Reputation: 11
I want to approximate cos(x) from 0 to pi/4 using a quadratic polynomial.
I believe I could train a perceptron using (say 1000) points in my range, with training inputs (x^2, x, 1) and with training outputs sigmoid(cos(x)). Then, the resulting weights of the neuron would be the coefficients of the polynomial (namely w1x^2 + w2x + w3)
Here is my attempt (but it is not converging)
import numpy
import matplotlib.pyplot as plt
import random
import math
#Generate random points in range
R = [random.uniform(0, math.pi/4) for i in range(1000)]
def sigmoid(x):
return 1.0/(1.0 + numpy.exp(-x))
def sigmoid_prime(x):
return sigmoid(x)*(1 - sigmoid(x))
#Generate training inputs
training_inputs = numpy.ones((len(R), 3))
for index, x in enumerate(R):
training_inputs[index, 0] = x**2
training_inputs[index, 1] = x
#Generate training outputs
training_outputs = numpy.array([sigmoid(math.cos(i)) for i in R]).reshape(len(R), 1)
#Arbitrary weights
weights = numpy.ones((3, 1))
#Neural Network
def train_nn(training_inputs, training_outputs, initial_weights, niter, errors_data):
w = initial_weights
for ii in range(niter):
#forward propagation
outputs = sigmoid(numpy.dot(training_inputs, w))
#backward propagation
errors = training_outputs - outputs
deltaw = errors*sigmoid_prime(outputs)
deltaw = numpy.dot(training_inputs.T, deltaw)
w += deltaw
#save errors
errors_data[ii] = errors.reshape(len(R),)
return outputs, w
NITER = 5000
errors = numpy.zeros((NITER, len(R)))
outputs, weights = train_nn(training_inputs, training_outputs, weights, NITER, errors)
#coefficients
print(weights)
Upvotes: 1
Views: 77
Reputation: 1419
It seems you have missed to put some learning rate, which means in your case it is 1. This is too high.
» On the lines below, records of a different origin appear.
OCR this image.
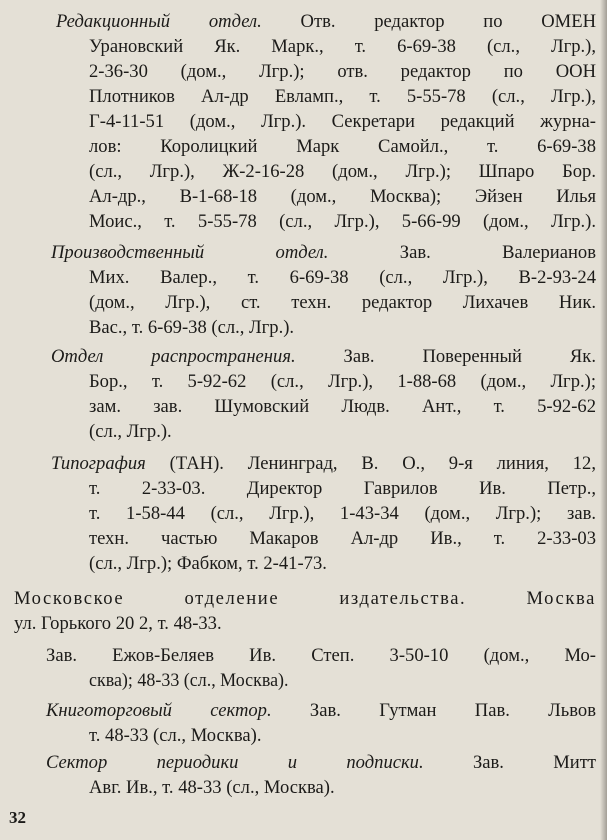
Редакционный отдел. Отв. редактор по ОМЕН
Урановский Як. Марк., т. 6-69-38 (сл., Лгр.),
2-36-30 (дом., Лгр.); отв. редактор по ООН
Плотников Ал-др Евламп., т. 5-55-78 (сл., Лгр.),
Г-4-11-51 (дом., Лгр.). Секретари редакций журна-
лов: Королицкий Марк Самойл., т. 6-69-38
(сл., Лгр.), Ж-2-16-28 (дом., Лгр.); Шпаро Бор.
Ал-др., В-1-68-18 (дом., Москва); Эйзен Илья
Моис., т. 5-55-78 (сл., Лгр.), 5-66-99 (дом., Лгр.).
Производственный отдел. Зав. Валерианов
Мих. Валер., т. 6-69-38 (сл., Лгр.), В-2-93-24
(дом., Лгр.), ст. техн. редактор Лихачев Ник.
Вас., т. 6-69-38 (сл., Лгр.).
Отдел распространения. Зав. Поверенный Як.
Бор., т. 5-92-62 (сл., Лгр.), 1-88-68 (дом., Лгр.);
зам. зав. Шумовский Людв. Ант., т. 5-92-62
(сл., Лгр.).
Типография (ТАН). Ленинград, В. О., 9-я линия, 12,
т. 2-33-03. Директор Гаврилов Ив. Петр.,
т. 1-58-44 (сл., Лгр.), 1-43-34 (дом., Лгр.); зав.
техн. частью Макаров Ал-др Ив., т. 2-33-03
(сл., Лгр.); Фабком, т. 2-41-73.
Московское отделение издательства. Москва
ул. Горького 20 2, т. 48-33.
Зав. Ежов-Беляев Ив. Степ. 3-50-10 (дом., Мо-
сква); 48-33 (сл., Москва).
Книготорговый сектор. Зав. Гутман Пав. Львов
т. 48-33 (сл., Москва).
Сектор периодики и подписки. Зав. Митт
Авг. Ив., т. 48-33 (сл., Москва).
32
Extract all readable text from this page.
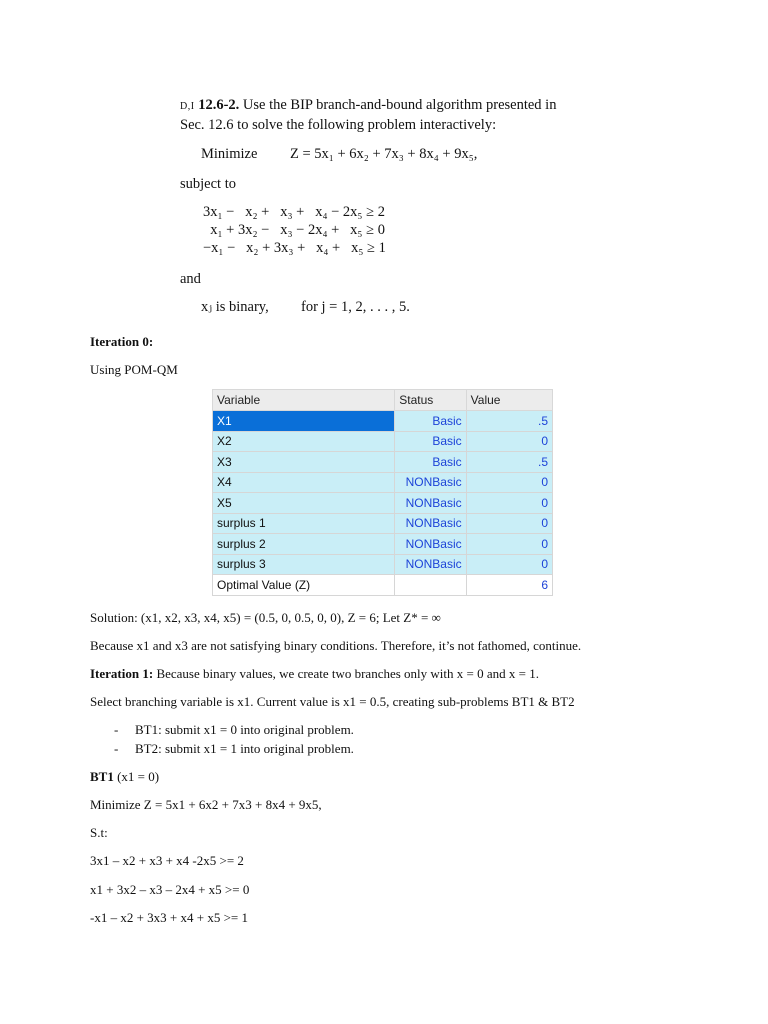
D,I 12.6-2. Use the BIP branch-and-bound algorithm presented in
Sec. 12.6 to solve the following problem interactively:
Minimize Z = 5x₁ + 6x₂ + 7x₃ + 8x₄ + 9x₅,
subject to
3x₁ −   x₂ +   x₃ +   x₄ − 2x₅ ≥ 2
x₁ + 3x₂ −   x₃ − 2x₄ +   x₅ ≥ 0
−x₁ −   x₂ + 3x₃ +   x₄ +   x₅ ≥ 1
and
xⱼ is binary, for j = 1, 2, . . . , 5.
Iteration 0:
Using POM-QM
Variable	Status	Value
X1	Basic	.5
X2	Basic	0
X3	Basic	.5
X4	NONBasic	0
X5	NONBasic	0
surplus 1	NONBasic	0
surplus 2	NONBasic	0
surplus 3	NONBasic	0
Optimal Value (Z)		6
Solution: (x1, x2, x3, x4, x5) = (0.5, 0, 0.5, 0, 0), Z = 6; Let Z* = ∞
Because x1 and x3 are not satisfying binary conditions. Therefore, it’s not fathomed, continue.
Iteration 1: Because binary values, we create two branches only with x = 0 and x = 1.
Select branching variable is x1. Current value is x1 = 0.5, creating sub-problems BT1 & BT2
- BT1: submit x1 = 0 into original problem.
- BT2: submit x1 = 1 into original problem.
BT1 (x1 = 0)
Minimize Z = 5x1 + 6x2 + 7x3 + 8x4 + 9x5,
S.t:
3x1 – x2 + x3 + x4 -2x5 >= 2
x1 + 3x2 – x3 – 2x4 + x5 >= 0
-x1 – x2 + 3x3 + x4 + x5 >= 1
When the learning rate is set too high, the optimization algorithm (gradient descent in your case) can diverge, overshoot the minimum or oscillate around.
So update your weights by some factor < 1, like this: w += 0.01*deltaw
# how intensive update the weights
learning_rate = 0.01
#Neural Network
def train_nn(training_inputs, training_outputs, initial_weights, niter, errors_data):
w = initial_weights
for ii in range(niter):
#forward propagation
outputs = sigmoid(numpy.dot(training_inputs, w))
#backward propagation
errors = training_outputs - outputs
deltaw = errors*sigmoid_prime(outputs)
deltaw = numpy.dot(training_inputs.T, deltaw)
w += learning_rate*deltaw # updated line
#save errors
errors_data[ii] = errors.reshape(len(R),)
return outputs, w
Recommendations:
Mathematically you should move to negative direction of your gradient, and not positive, but since one of the gradients is negative, so technically it is correct. It would be clearer to have correct mathematical formulations in each line, like this:
deltaw = -numpy.dot(training_inputs.T, deltaw)
w -= deltaw
If you, then want to extend this to cos(x) full range, i.e. to approximate from 0 to pi, than sigmoid activation function will not be enough, since it ranges form 0 to 1, but cos(x) from -1 to 1, so you may try hyperbolic tangent function instead.
The resulting weights will not be the same as 2nd degree of Taylor polynomial. You can not use them separately without sigmoid function (if it was your initial intent). Instead you can simply use linear regression with your polynomial feature.
Upvotes: 0